El Hurgón

Sobre Festivales (VI)

Los festivales son una costumbre que se va incrustando en la conciencia individual a medida que va consolidando su tradición, y cuanto más de ésta posee, más permiso tienen para impactar la ideología de una sociedad y convertirse en un ritual fundamental, del que se desprenden condiciones de cohesión social transitorias, pero efectivas para mantener controlada la temperatura social, como la suspensión de la rutina, la sensación de integración, de igualdad y de cierto sentido de pertenencia, que convierte a quien hace de público en cómplice para ayudar a mantener en un punto bajo las tensiones sociales. Es algo así como la emoción de irracionalidad y olvido de circunstancia social que despierta el futbol, y por lo cual se dedica a su promoción ingente cantidad de dinero, como sucede también con algunos festivales emblemáticos.

Un festival que ya es parte de una tradición adquiere gran nombradía dentro y fuera de su entorno, y es por eso que los festivales nacientes hacen esfuerzos de aparataje y promoción, con la esperanza de compartir algún día ese espacio de prestigio, y ¡qué mejor!, convertirse también en un símbolo de orgullo patrio. De ese forcejeo surge una competencia que desdibuja los objetivos culturales que los han inspirado, porque para sortear la misma se da rienda suelta a lo espectacular, por ser éste un mecanismo ágil de persuasión, que permite convocar público suficiente, y a partir de lo cual un festival puede aspirar a ser una industria cultural, y en consecuencia, lograr importancia social.

Quien asiste a un festival llamado por la obligación moral que le imprime considerarse parte de ese rito, asume actitudes simbólicas con la cuales demuestra su disposición rotunda de ajustarse a un cambio transitorio de conducta, y prepara su ánimo para el acto festivo, con la misma rigurosidad con que lo hace un devoto, quien a las puertas de una celebración religiosa de largo aliento, como una semana santa, por ejemplo, empieza a prepararse haciendo ejercicios anticipados de arrepentimiento, y doblegando sus instintos, para hacer dormir aquellos que pueden entorpecer el proceso de limpieza espiritual que ordena toda preceptiva religiosa antes de un acto de enmienda, para ayudar a evitar con rezos y plegarias que el mundo termine de consumirse en el pecado.
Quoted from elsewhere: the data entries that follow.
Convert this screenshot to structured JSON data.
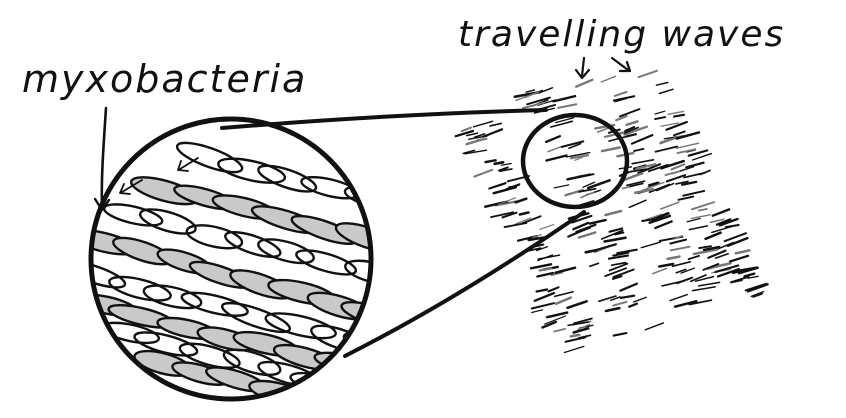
{
  "labels": {
    "left": "myxobacteria",
    "right": "travelling waves"
  },
  "colors": {
    "ink": "#111111",
    "shade": "#c9c9c9",
    "background": "#ffffff"
  }
}
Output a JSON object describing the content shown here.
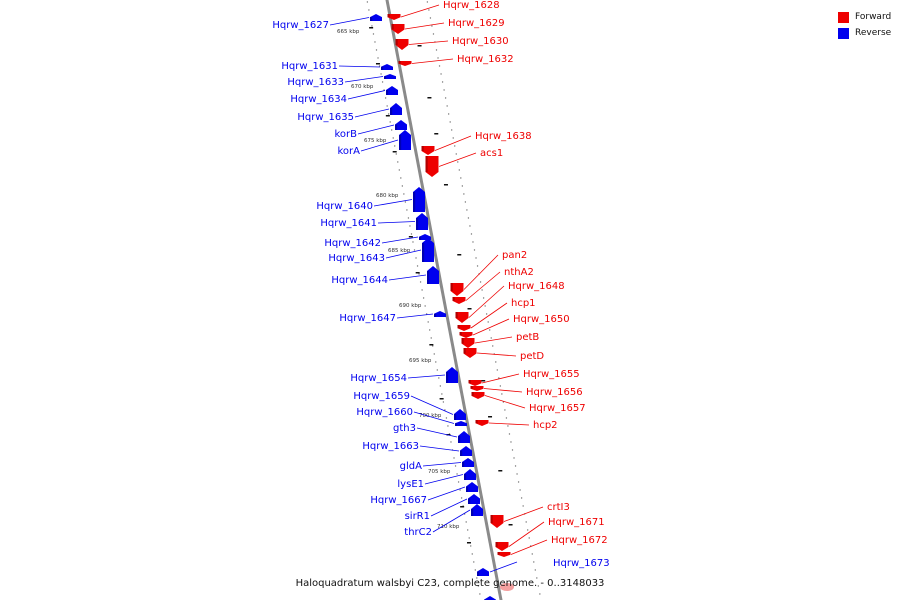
{
  "title": "Haloquadratum walsbyi C23, complete genome. - 0..3148033",
  "legend": [
    {
      "label": "Forward",
      "color": "#ee0000"
    },
    {
      "label": "Reverse",
      "color": "#0000ee"
    }
  ],
  "colors": {
    "forward": "#ee0000",
    "reverse": "#0000ee",
    "backbone": "#8a8a8a"
  },
  "scale_labels": [
    "665 kbp",
    "670 kbp",
    "675 kbp",
    "680 kbp",
    "685 kbp",
    "690 kbp",
    "695 kbp",
    "700 kbp",
    "705 kbp",
    "710 kbp"
  ],
  "reverse_genes": [
    "Hqrw_1627",
    "Hqrw_1631",
    "Hqrw_1633",
    "Hqrw_1634",
    "Hqrw_1635",
    "korB",
    "korA",
    "Hqrw_1640",
    "Hqrw_1641",
    "Hqrw_1642",
    "Hqrw_1643",
    "Hqrw_1644",
    "Hqrw_1647",
    "Hqrw_1654",
    "Hqrw_1659",
    "Hqrw_1660",
    "gth3",
    "Hqrw_1663",
    "gldA",
    "lysE1",
    "Hqrw_1667",
    "sirR1",
    "thrC2",
    "Hqrw_1673"
  ],
  "forward_genes": [
    "Hqrw_1628",
    "Hqrw_1629",
    "Hqrw_1630",
    "Hqrw_1632",
    "Hqrw_1638",
    "acs1",
    "pan2",
    "nthA2",
    "Hqrw_1648",
    "hcp1",
    "Hqrw_1650",
    "petB",
    "petD",
    "Hqrw_1655",
    "Hqrw_1656",
    "Hqrw_1657",
    "hcp2",
    "crtI3",
    "Hqrw_1671",
    "Hqrw_1672"
  ]
}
Algo similar ocurre, en esencia, con los festivales que consideran entre sus objetivos la redención cultural, durante una o dos semanas, de una sociedad que durante el resto del año acaso sí menciona la palabra cultura.

Quien hace de público en un festival está obligado moralmente a mostrar entusiasmo, porque la magnificencia de un festival crece con éste, y a presentarse ataviado conforme con la ocasión, pues el público y su manera de vestir y de comportarse es otro ingrediente del festival, que éste procura hacer muy visible, para demostrar su impacto, pues cuanto mayor sea el entusiasmo y mucha más la gente que lo expresa, mayor eco publicitario tendrá éste.

La gente viste de acuerdo con el nivel lúdico del festival al que asiste, pues aunque el juego es inherente a la naturaleza viva, las convenciones dicen quién debe asumirlo con medida y quien puede practicarlo hasta el relajo. Si se trata de un festival de música clásica o religiosa, de zarzuela, de literatura, o de cualquiera otra expresión artística relacionada con la meditación, cuya comprensión esté consagrada por la costumbre a espíritus superiores, el asistente, generalmente de aspecto envarado, acude embutido en riguroso traje oscuro, que es el color de las paradojas, porque cuando va en la piel no es confiable, pero si está en un traje, se ve muy serio, además de elegante. Si es un festival de teatro, cuya denominación se pierde en la variedad, cuando éste se vuelve veleidoso, e incluye, para hacerse más notorio, variados atractivos entre los que se cuentan espectáculos circenses, torneos de boxeo y lucha libre, deportes extremos, etc, el público acude sin reparar en su atuendo, pues lo que lleva encima ostenta colores que simbolizan la participación en una fiesta, sin desmedro de éste, es decir, del público, cuyos integrantes subsanan esa apariencia de informalidad desdeñosa, gesticulando y hablando de manera que se disipen las dudas acerca del carácter intelectual de dicha fiesta, simbolizando con ello que no es una fiesta cualquiera, y que está diseñada para gente capaz de festejar y pensar al mismo tiempo.

Los festivales generan, pues, una apariencia de integración, y producen una sensación de fin de conflicto, que los hace muy útiles para intervenir como catalizadores ideológicos y emocionales, y por eso son cada vez más aparatosos y rimbombantes, y cuidan más de los cuántos que de los cuáles, como indicadores del cumplimiento de sus objetivos, porque por encima de todo, ¿cuánto público acude?, es lo que importa saber.